Patricks Vater brachte mich nach vorne. Die Bank war ganz frei. Alle stierten mich an. Der Kaktus hielt sich die Hand vor den Mund, als er mich sah. Sie brauchte keine Angst zu haben. Ich würde schon nicht schreien und schlagen. Die Zeit war längst vorbei.
Als ich mich mit Patricks Vater hinsetzte, suchte ich meine Mutter, aber ich konnte sie nicht finden. Ging das Spiel schon wieder los?
Diesmal hatte ich Hilfe dabei und fragte: „Wo ist sie?“
Er zeigte nach vorne auf eine Keksdose mit Deckel.
Ich sah hin. „Wo?“
„In der Urne“, sagte er.
Aha, in der Kirche heißt eine Keksdose also Urne.
Ich schüttelte den Kopf und sagte: „Stimmt nicht. Großvater war auch nicht drin. Habe selber reingesehen.“ Ich kannte das ja schon.
„Doch“, sagte Patricks Vater. „Sie ist eingeäschert worden.“
Nun fragte ich doch: „Was ist einäschern ?“
Zum ersten Mal fragte ich nach den Dingen des Lebens.
„Der tote Körper wird in eine Holzkiste gelegt und dann in einem Spezialofen verbrannt, und die Asche kommt dann in so eine Urne. Die wird dann in der Kirche vom Pfarrer geweiht und in der Erde vergraben. Manche Familien bekommen die Urne auch mit heim, aber deine Mutter bekommt ein richtiges Urnengrab. Damit du sie immer besuchen kannst.“
Jetzt verstand ich.
Ich stellte mir vor, wie sich der Körper meiner Mutter im Feuer gekrümmt haben musste. Das habe ich mal mit Brad abends im Fernsehen gesehen. Es amüsierte mich.
„Wo ist das Urnengrab von meinem Vater?“, fragte ich, doch Patricks Vater legte den Finger vor den Mund und sagte: „Leise.“
Der Pfarrer kam, und alles passierte genauso, wie er es vorausgesagt hatte.
    Im Krankenhaus saß plötzlich ein fremder Mann in meinem Zimmer, als ich von der Beisetzung zurückkam. Ich erschrak, denn der Mann hatte zerzaustes Haar und ungebügelte Hosen an.
Als ich mit Patricks Vater wieder in mein Zimmer kam, erhob sich der Mann. Man half mir aus der Jacke und brachte mich zum Bett.

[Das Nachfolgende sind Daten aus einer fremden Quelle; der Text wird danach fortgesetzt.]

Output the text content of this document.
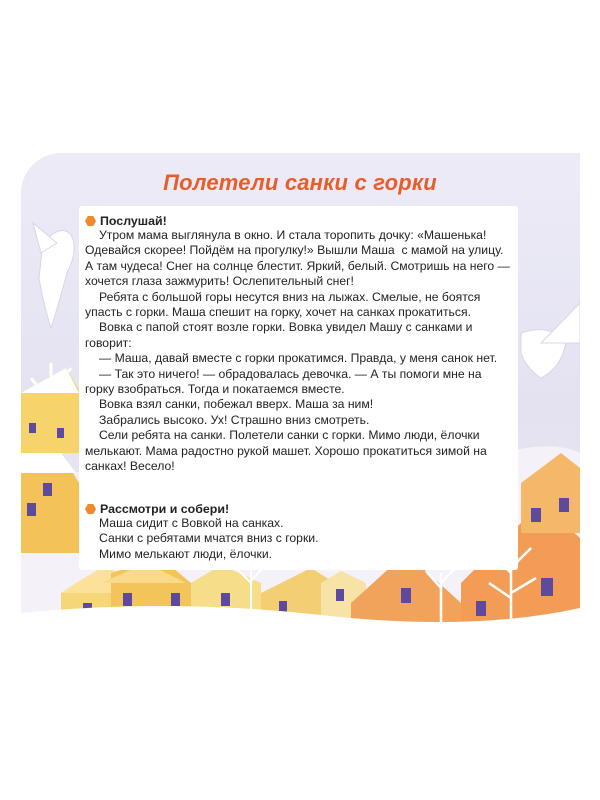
Полетели санки с горки
Послушай!

Утром мама выглянула в окно. И стала торопить дочку: «Машенька! Одевайся скорее! Пойдём на прогулку!» Вышли Маша  с мамой на улицу. А там чудеса! Снег на солнце блестит. Яркий, белый. Смотришь на него — хочется глаза зажмурить! Ослепительный снег!

Ребята с большой горы несутся вниз на лыжах. Смелые, не боятся упасть с горки. Маша спешит на горку, хочет на санках прокатиться.

Вовка с папой стоят возле горки. Вовка увидел Машу с санками и говорит:

— Маша, давай вместе с горки прокатимся. Правда, у меня санок нет.

— Так это ничего! — обрадовалась девочка. — А ты помоги мне на горку взобраться. Тогда и покатаемся вместе.

Вовка взял санки, побежал вверх. Маша за ним!

Забрались высоко. Ух! Страшно вниз смотреть.

Сели ребята на санки. Полетели санки с горки. Мимо люди, ёлочки мелькают. Мама радостно рукой машет. Хорошо прокатиться зимой на санках! Весело!

Рассмотри и собери!

Маша сидит с Вовкой на санках.

Санки с ребятами мчатся вниз с горки.

Мимо мелькают люди, ёлочки.
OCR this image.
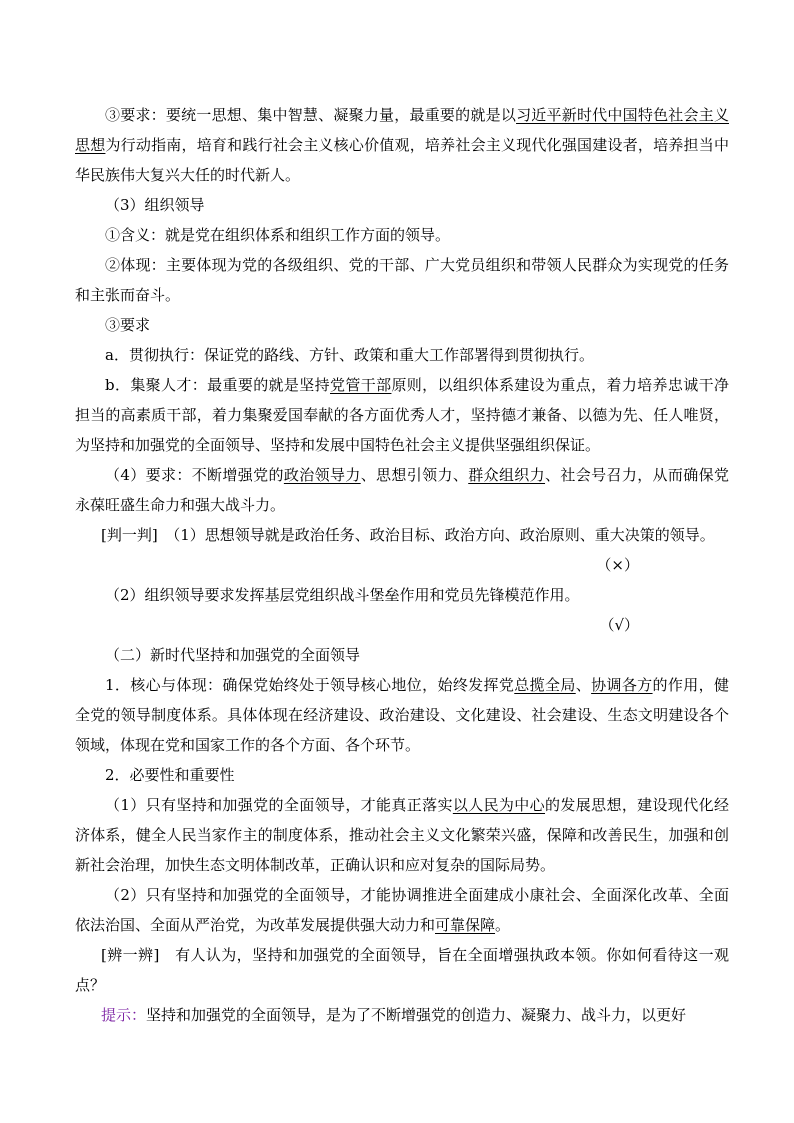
③要求：要统一思想、集中智慧、凝聚力量，最重要的就是以习近平新时代中国特色社会主义思想为行动指南，培育和践行社会主义核心价值观，培养社会主义现代化强国建设者，培养担当中华民族伟大复兴大任的时代新人。

（3）组织领导

①含义：就是党在组织体系和组织工作方面的领导。

②体现：主要体现为党的各级组织、党的干部、广大党员组织和带领人民群众为实现党的任务和主张而奋斗。

③要求

a．贯彻执行：保证党的路线、方针、政策和重大工作部署得到贯彻执行。

b．集聚人才：最重要的就是坚持党管干部原则，以组织体系建设为重点，着力培养忠诚干净担当的高素质干部，着力集聚爱国奉献的各方面优秀人才，坚持德才兼备、以德为先、任人唯贤，为坚持和加强党的全面领导、坚持和发展中国特色社会主义提供坚强组织保证。

（4）要求：不断增强党的政治领导力、思想引领力、群众组织力、社会号召力，从而确保党永葆旺盛生命力和强大战斗力。

[判一判]　 （1）思想领导就是政治任务、政治目标、政治方向、政治原则、重大决策的领导。

（×）

（2）组织领导要求发挥基层党组织战斗堡垒作用和党员先锋模范作用。

（√）

（二）新时代坚持和加强党的全面领导

1．核心与体现：确保党始终处于领导核心地位，始终发挥党总揽全局、协调各方的作用，健全党的领导制度体系。具体体现在经济建设、政治建设、文化建设、社会建设、生态文明建设各个领域，体现在党和国家工作的各个方面、各个环节。

2．必要性和重要性

（1）只有坚持和加强党的全面领导，才能真正落实以人民为中心的发展思想，建设现代化经济体系，健全人民当家作主的制度体系，推动社会主义文化繁荣兴盛，保障和改善民生，加强和创新社会治理，加快生态文明体制改革，正确认识和应对复杂的国际局势。

（2）只有坚持和加强党的全面领导，才能协调推进全面建成小康社会、全面深化改革、全面依法治国、全面从严治党，为改革发展提供强大动力和可靠保障。

[辨一辨]　 有人认为，坚持和加强党的全面领导，旨在全面增强执政本领。你如何看待这一观点？

提示：坚持和加强党的全面领导，是为了不断增强党的创造力、凝聚力、战斗力，以更好
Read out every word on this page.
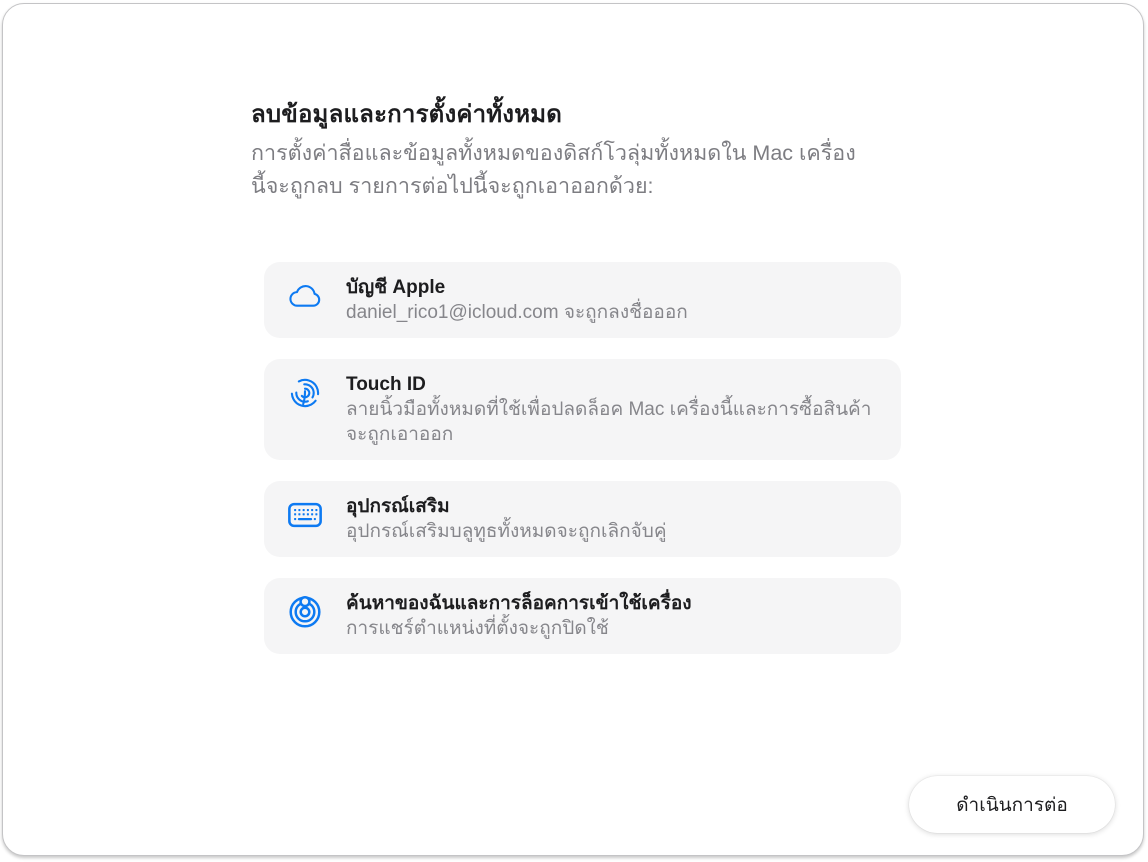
ลบข้อมูลและการตั้งค่าทั้งหมด
การตั้งค่าสื่อและข้อมูลทั้งหมดของดิสก์โวลุ่มทั้งหมดใน Mac เครื่อง
นี้จะถูกลบ รายการต่อไปนี้จะถูกเอาออกด้วย:
บัญชี Apple
daniel_rico1@icloud.com จะถูกลงชื่อออก
Touch ID
ลายนิ้วมือทั้งหมดที่ใช้เพื่อปลดล็อค Mac เครื่องนี้และการซื้อสินค้า
จะถูกเอาออก
อุปกรณ์เสริม
อุปกรณ์เสริมบลูทูธทั้งหมดจะถูกเลิกจับคู่
ค้นหาของฉันและการล็อคการเข้าใช้เครื่อง
การแชร์ตำแหน่งที่ตั้งจะถูกปิดใช้
ดำเนินการต่อ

„Ich bin einen Tag früher als abgesprochen“, sagte der Mann.
„Das ist heute ein denkbar ungünstiger Moment“, sagte Patricks Vater schroff. Er kannte den Mann wohl.

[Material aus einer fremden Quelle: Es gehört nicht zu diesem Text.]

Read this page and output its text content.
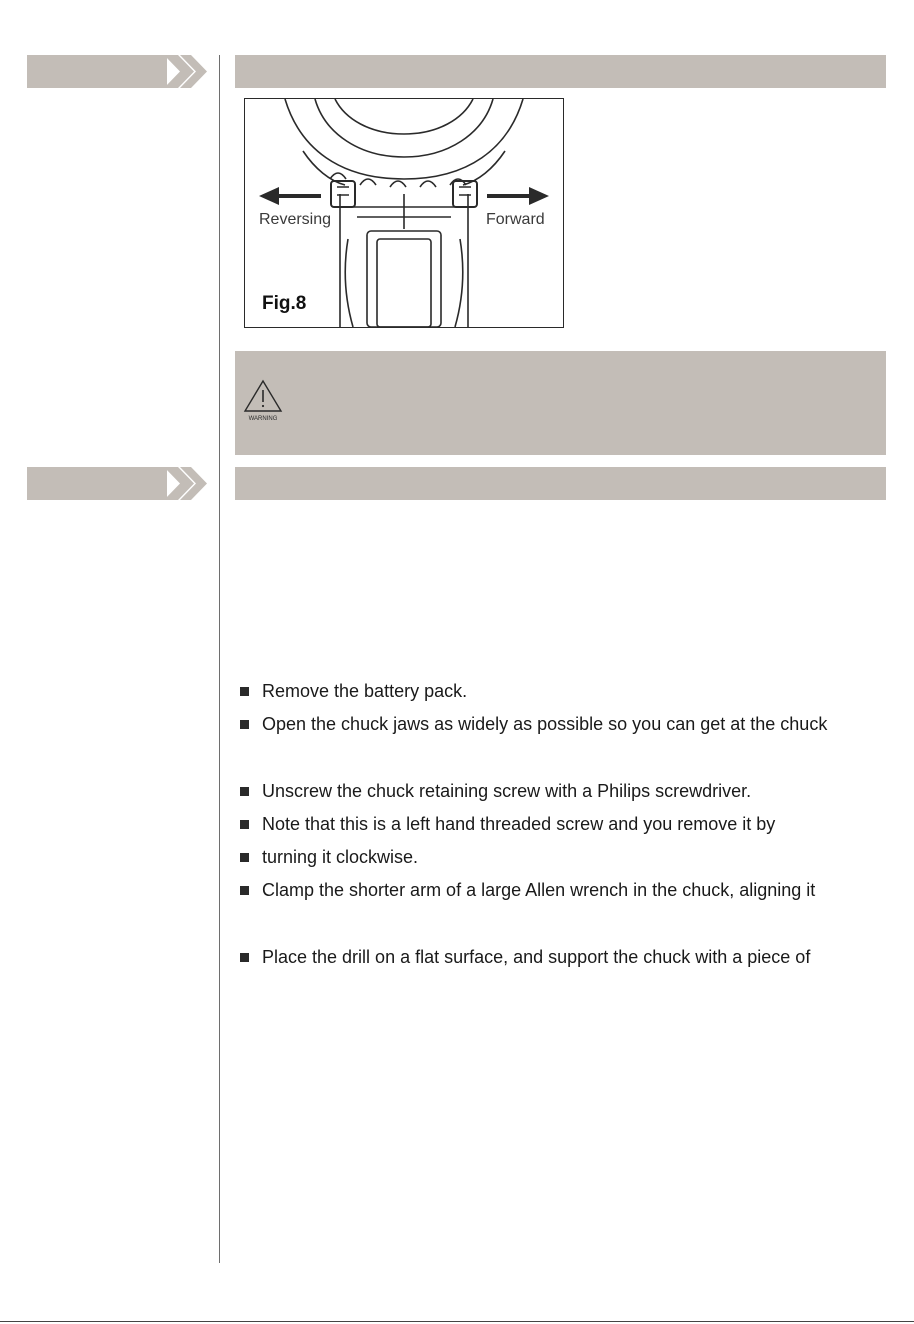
Reversing	Forward
Fig.8
WARNING
Remove the battery pack.
Open the chuck jaws as widely as possible so you can get at the chuck
Unscrew the chuck retaining screw with a Philips screwdriver.
Note that this is a left hand threaded screw and you remove it by
turning it clockwise.
Clamp the shorter arm of a large Allen wrench in the chuck, aligning it
Place the drill on a flat surface, and support the chuck with a piece of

„Christophers Mutter ist gerade beigesetzt worden.“
Der fremde Mann hielt mir die Hand hin. „Herzliches Beileid“, sagte er, und ich sah seine Hand an.
„Nimm sie und sag danke“, sagte Patricks Vater. Ich tat es. Was auch immer das zu bedeuten hatte.
„Es ist besser, Sie kommen morgen wieder“, sagte Patricks Vater. „Ich habe noch nicht mit ihm gesprochen.“
Worüber?, fragte ich mich. Worüber gesprochen?
Der Mann nickte und verschwand.
„Ich muss mit dir reden“, sagte Patricks Vater und setzte sich wieder weit weg von meinem Bett. 
„Das war George Mintz. Er ist Leiter eines Jungenheims.“
Diese Worte genügten, um eine große Not in mir auszulösen.
Er sprach weiter: „Da du keinen Erziehungsberechtigten mehr hast, keine Eltern, hat das Vormundschaftsgericht einen neuen Erziehungsberechtigten für dich bestimmt.“
Neue Eltern? War das mein neuer Vater? Das hörte sich gar nicht gut für mich an.